Popularmente conhecido como cachorro-do-mato, raposa ou graxaim do mato (no caso do sul do Brasil), o mesocarnívoro (mamíferos carnívoros entre 1 e 15 kg) de nome científico Cerdocyon thous é relativamente abundante nas áreas em que ocorre e possui ampla distribuição no território brasileiro, sendo considerado generalista e flexível quanto à sua dieta e ao uso de diferentes habitats.
A dieta do cachorro-do-mato é ampla e compreende invertebrados, frutas e pequenos mamíferos, motivo pelo qual é comum observar o animal próximo a locais com agricultura e pecuária.

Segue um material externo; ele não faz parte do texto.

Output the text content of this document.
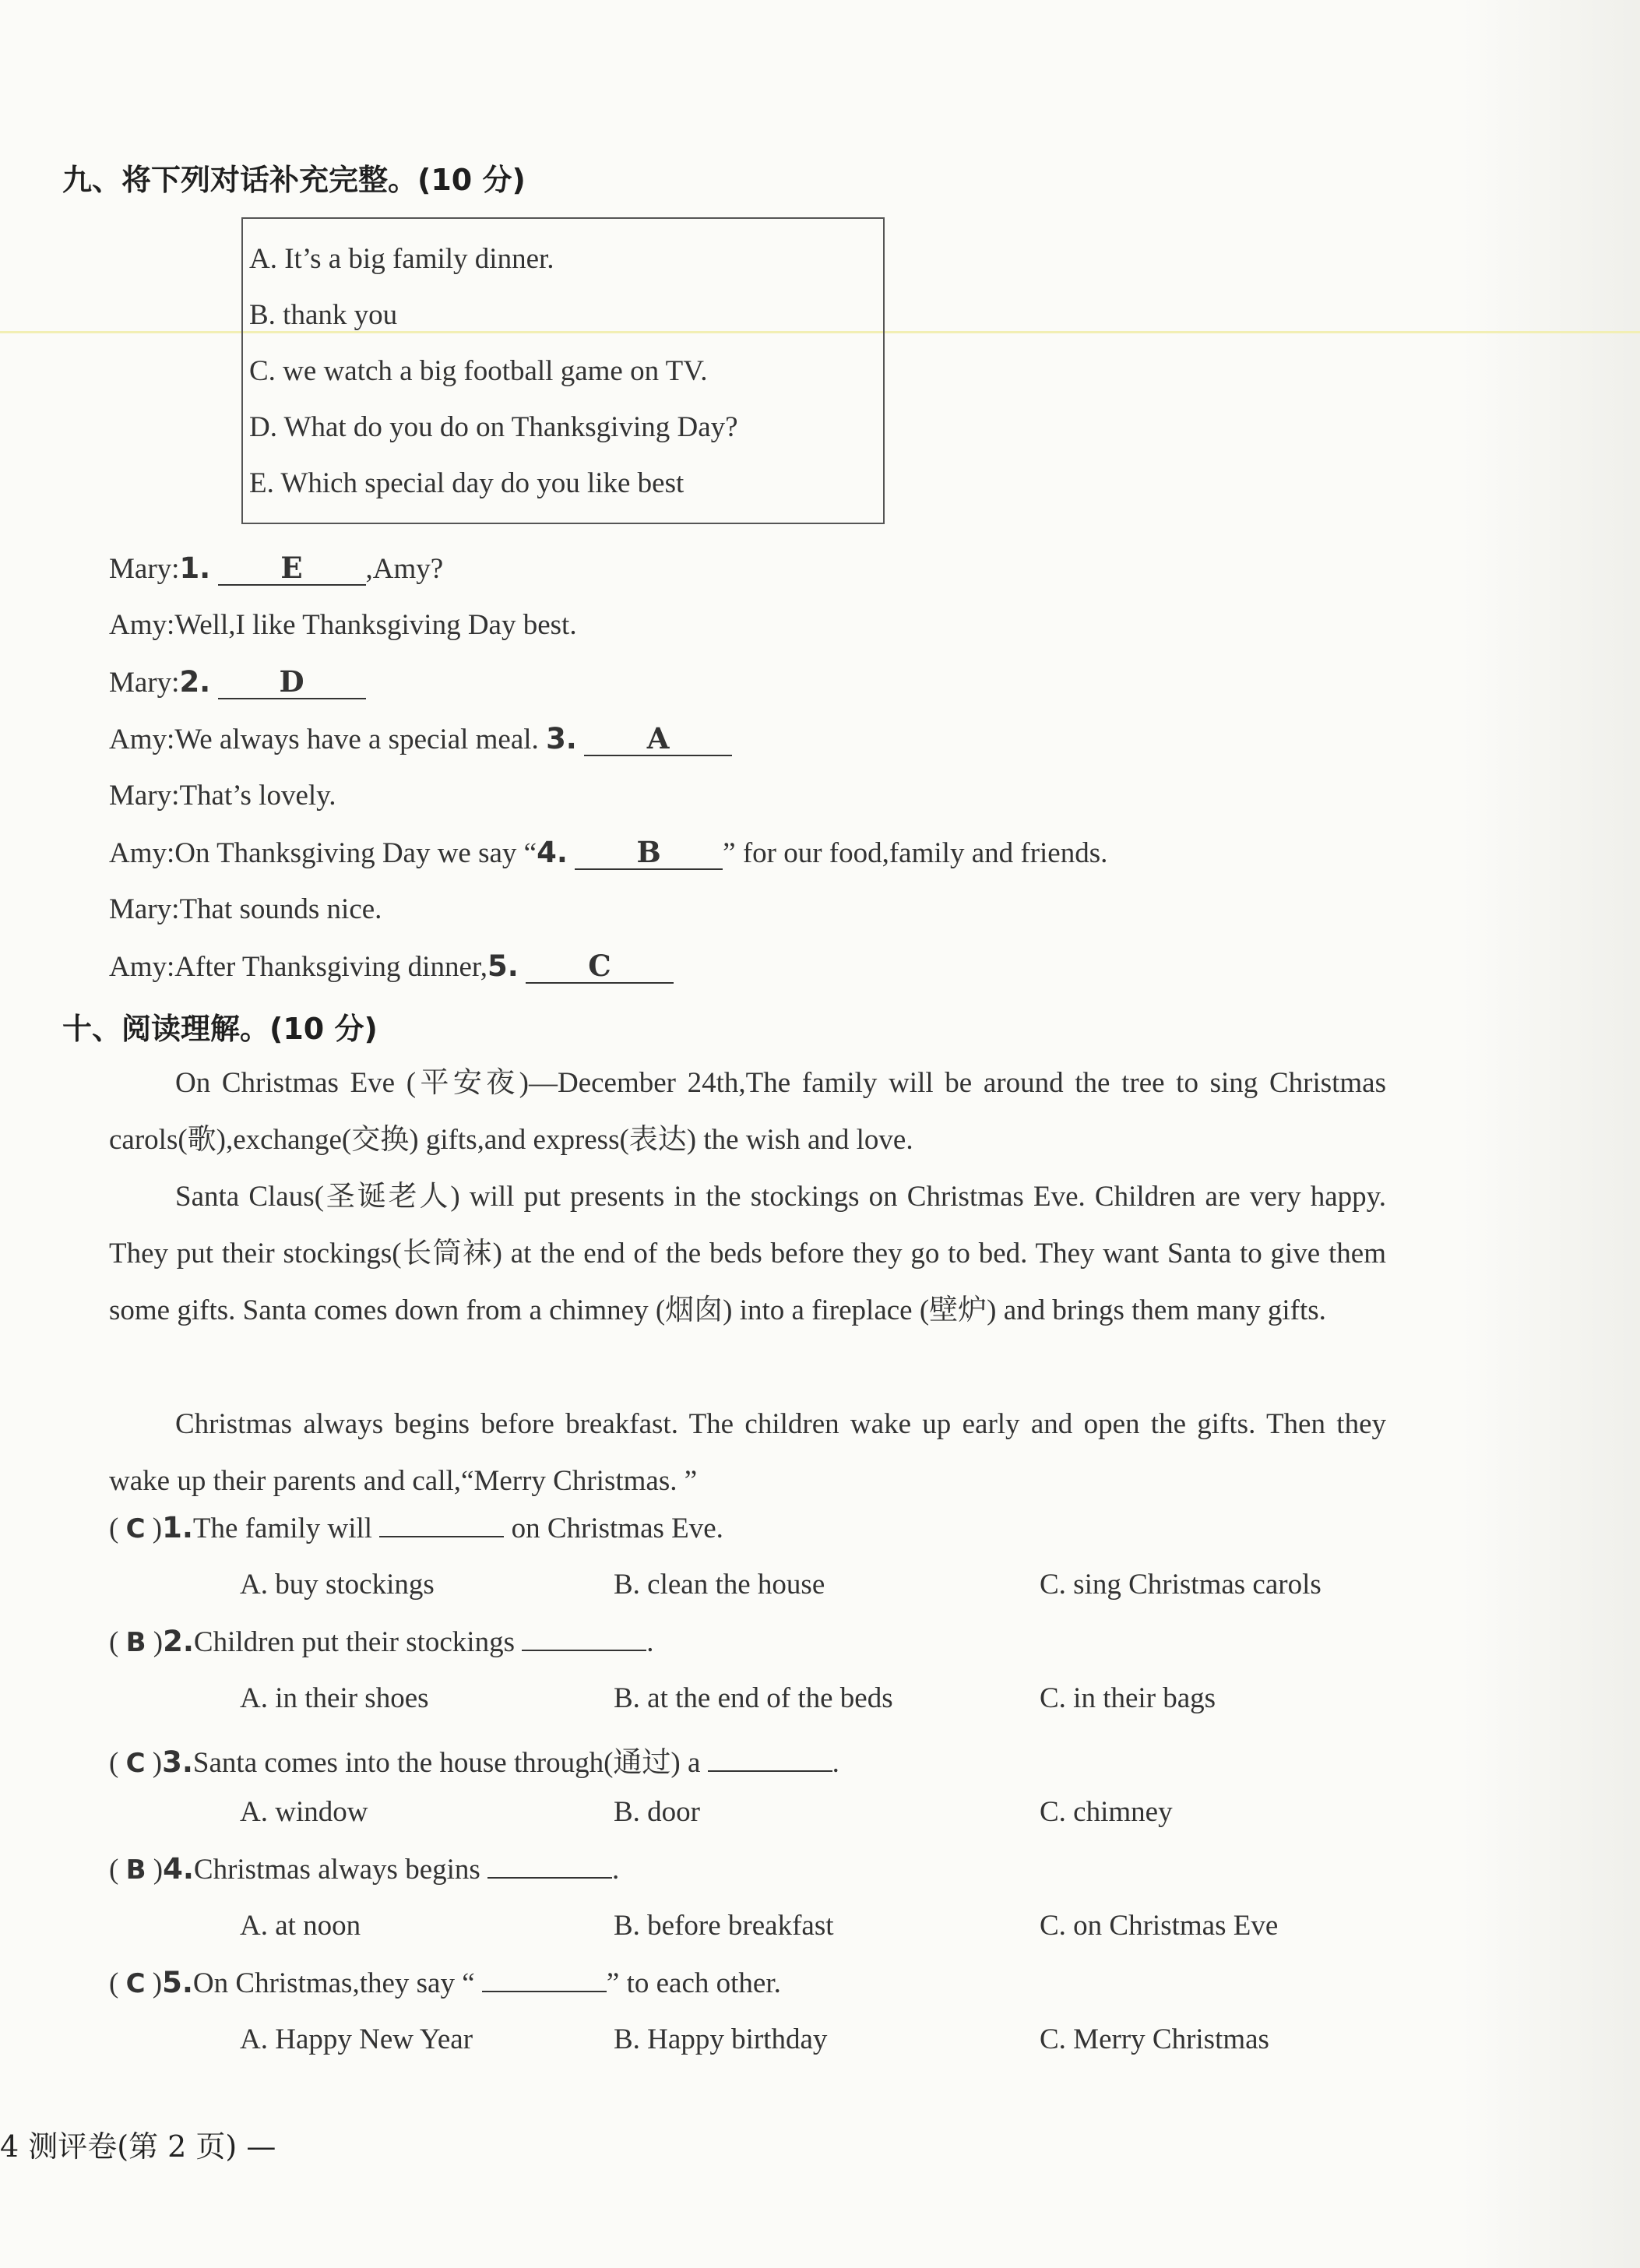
九、将下列对话补充完整。(10 分)
A. It’s a big family dinner.
B. thank you
C. we watch a big football game on TV.
D. What do you do on Thanksgiving Day?
E. Which special day do you like best
Mary:1. E ,Amy?
Amy:Well,I like Thanksgiving Day best.
Mary:2. D
Amy:We always have a special meal. 3. A
Mary:That’s lovely.
Amy:On Thanksgiving Day we say “4. B ” for our food,family and friends.
Mary:That sounds nice.
Amy:After Thanksgiving dinner,5. C
十、阅读理解。(10 分)
On Christmas Eve (平安夜)—December 24th,The family will be around the tree to sing Christmas carols(歌),exchange(交换) gifts,and express(表达) the wish and love.
Santa Claus(圣诞老人) will put presents in the stockings on Christmas Eve. Children are very happy. They put their stockings(长筒袜) at the end of the beds before they go to bed. They want Santa to give them some gifts. Santa comes down from a chimney (烟囱) into a fireplace (壁炉) and brings them many gifts.
Christmas always begins before breakfast. The children wake up early and open the gifts. Then they wake up their parents and call,“Merry Christmas. ”
( C )1.The family will	on Christmas Eve.
A. buy stockings	B. clean the house	C. sing Christmas carols
( B )2.Children put their stockings	.
A. in their shoes	B. at the end of the beds	C. in their bags
( C )3.Santa comes into the house through(通过) a	.
A. window	B. door	C. chimney
( B )4.Christmas always begins	.
A. at noon	B. before breakfast	C. on Christmas Eve
( C )5.On Christmas,they say “	” to each other.
A. Happy New Year	B. Happy birthday	C. Merry Christmas
4 测评卷(第 2 页) —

Além disso, a espécie aparece frequentemente em censos de animais atropelados, possivelmente devido à busca de carcaças em beiras de estradas.
A espécie possui um importante papel como dispersor de sementes e no controle de pequenas presas, especialmente em ambientes degradados, onde a extinção local de mamíferos de grande porte que realizam essas funções em áreas mais conservadas é cada vez mais frequente.
Apesar de abundante, estando sempre entre os mamíferos mais registrados na Caatinga, a ecologia do cachorro-do-mato ainda é pouco estudada em relação a outras espécies de mamíferos no semiárido brasileiro. Neste contexto, um estudo publicado recentemente na revista científica Landscape Ecology por pesquisadores da Universidade Federal do Rio Grande do Norte buscou compreender melhor a ecologia espacial e temporal da espécie em áreas prioritárias para a conservação da Caatinga.
A pesquisa foi realizada entre maio e setembro de 2014, em 10 áreas que se encontram dentro ou próximas a áreas consideradas prioritárias para conservação no estado do Rio Grande do Norte. A metodologia utilizada foi a de armadilhamento fotográfico e ao todo foram investigados 179 pontos distribuídos por todo o semiárido do estado, que totalizaram um esforço amostral de 6.701 câmeras/dias (quantidade de dias em que o conjunto de câmeras ficou em funcionamento durante 24 horas).
Os resultados mostraram que a ocorrência, a intensidade de uso e o padrão de atividade do cachorro-do-mato são afetados pelos níveis de antropização da paisagem. Esse mesocarnívoro prefere áreas de menor altitude, ambientes de vegetação mais aberta (savana), áreas fragmentadas e com maior densidade humana e de gado. A maior parte da atividade da espécie ocorre ao amanhecer e à noite, com maiores picos em áreas com menor quantidade de habitat natural e maior quantidade de densidade humana e de gado.
As áreas mais antropizadas estão geralmente livres de competição em relação a carnívoros de maior porte como as onças, que estão extintas na maior parte do estado e podem estar oferecendo uma fonte de recursos alimentar mais estável para o ano todo, diferente do habitat natural, onde a disponibilidade de alimentos é sazonal, compensando o risco para o cachorro-do-mato.
Entretanto, apesar de muito adaptável ao ambiente, o cachorro-do-mato também parece ser impactado negativamente em relação a áreas com alta incidência de fogo, exploração madeireira e presença de infraestruturas, como estradas. Possivelmente, as queimadas e a exploração madeireira estejam afetando a disponibilidade de alimentos, enquanto as infraestruturas atuam como um sumidouro para a espécie, provocando, por exemplo, altas taxas de atropelamento. Os dados mostram que mesmo uma espécie generalista em relação ao uso do espaço e recursos alimentares pode ser afetada pelas mudanças na paisagem.
Outro ponto não analisado no estudo em questão e que precisa ser investigado futuramente por sua alta importância, é o fato da proximidade do cachorro-do-mato aos assentamentos humanos ter alto potencial de transmissão de zoonoses entre a espécie selvagem e os animais domésticos e vice versa. Ao contrário do cenário atual, que é de poucos estudos, é cada vez mais importante investigar este e outros temas relevantes sobre os papeis ecológicos e serviços fornecidos pelo mamífero carnívoro mais abundante da Caatinga.